Раздавливая в кровь губы убийце, Турецкий вогнал ему по самую глотку ствол пистолета. Осталось только нажать на спусковую скобу, и тогда плешивый, словно обтянутый пергаментом череп разлетится во все стороны липкими ошметками, от которых потом не отстираешься. Он взглянул в глаза лежащего на полу уголовника. В них уже не было жизни, животный ужас затянул их красной пеленой. Турецкий не бывал на бойнях и свиней ни разу в жизни не резал собственноручно, но, показалось, что именно так выглядит взгляд скотины, над которой навис нож забойщика.
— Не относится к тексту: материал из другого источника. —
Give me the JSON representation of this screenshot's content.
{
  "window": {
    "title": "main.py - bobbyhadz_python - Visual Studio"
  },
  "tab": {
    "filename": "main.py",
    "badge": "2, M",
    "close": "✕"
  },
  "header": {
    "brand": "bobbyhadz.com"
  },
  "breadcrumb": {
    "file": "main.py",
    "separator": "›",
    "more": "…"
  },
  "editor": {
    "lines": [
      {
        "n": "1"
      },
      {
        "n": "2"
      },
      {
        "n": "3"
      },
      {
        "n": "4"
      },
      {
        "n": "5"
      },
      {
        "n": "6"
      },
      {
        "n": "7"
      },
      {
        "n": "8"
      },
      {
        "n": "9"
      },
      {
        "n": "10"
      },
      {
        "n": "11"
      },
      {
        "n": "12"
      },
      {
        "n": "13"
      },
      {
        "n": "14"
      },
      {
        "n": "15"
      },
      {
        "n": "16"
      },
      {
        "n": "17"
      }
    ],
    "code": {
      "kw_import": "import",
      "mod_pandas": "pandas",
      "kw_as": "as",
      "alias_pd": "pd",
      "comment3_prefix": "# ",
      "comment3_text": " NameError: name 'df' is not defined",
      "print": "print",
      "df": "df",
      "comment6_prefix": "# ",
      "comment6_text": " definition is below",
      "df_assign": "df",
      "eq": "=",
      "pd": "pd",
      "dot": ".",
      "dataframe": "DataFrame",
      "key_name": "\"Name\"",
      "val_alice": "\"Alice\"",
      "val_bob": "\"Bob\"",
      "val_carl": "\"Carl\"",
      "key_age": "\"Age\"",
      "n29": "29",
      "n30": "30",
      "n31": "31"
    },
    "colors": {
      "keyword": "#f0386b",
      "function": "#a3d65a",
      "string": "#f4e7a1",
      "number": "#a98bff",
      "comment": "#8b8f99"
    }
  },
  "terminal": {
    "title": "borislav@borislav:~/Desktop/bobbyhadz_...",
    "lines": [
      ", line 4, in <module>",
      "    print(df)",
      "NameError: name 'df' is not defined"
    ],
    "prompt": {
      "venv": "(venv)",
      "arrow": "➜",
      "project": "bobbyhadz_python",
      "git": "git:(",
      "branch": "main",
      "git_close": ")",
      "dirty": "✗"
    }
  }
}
Стрелять уже не было нужды, этот ублюдок, валявшийся навзничь на янтарно-желтом полу и судорожно прижимавший левой рукой к груди простреленную кисть правой, пятная рубашку, был самым натуральным живым покойником. Нет, он дышал, делал судорожные движения горлом, но жизни в нем не осталось – только безумный страх буравящей его горло смерти. Даже лютая ненависть исчезла, с которой он только что безрассудно расстрелял целую обойму в неуловимого «следака». Давно знал Турецкий, что эти «отмороженные» убийцы на самом деле больше всего боятся собственной смерти, и – вот оно, лишнее подтверждение. Он рывком, с хрустом зубов, выдернул ствол из его рта, перешагнул через лежащее тело и пошел навстречу полицейским, чтобы отдать им оружие вместе с поверженным преступником и забрать у забавного помощника адвоката свою обувь.
Этому молодому Димитрасу наверняка не приходилось бывать в подобных переделках, и его водянистые глаза с розовыми веками и ресничками альбиноса смотрели с испугом, но и с почтением. И такой торжественный момент определенно требовал какого-то значительного резюме. Но на ум Александру Борисовичу не приходило ничего, кроме давней реплики старого друга, бывшего генерала милиции Славки Грязнова: «И кто ж тебя, Саня, научил стрелять в живых людей?» Ответ был очевиден: «Ты, друг мой…» И поскольку ничего иного в голове не нашлось, Турецкий повторил известное, приноравливаясь к ситуации:
– Постарайтесь, молодой человек, никогда не стрелять в живых людей, даже таких… Это до рвоты противно…
И прочитал одобрение в глазах шефа этого Димитраса, самого господина адвоката, бывшего, кстати, следователя по особо важным делам – давно, еще при Советской власти.
У Александра Борисовича было действительно противно на душе. Но не оттого, что не пристрелил мерзавца, убийцу, не разнес вдребезги его поганый череп, а потому что и не смог бы его пристрелить как последнюю собаку, выплеснув из себя всю ненависть к нему, хладнокровному сукиному сыну.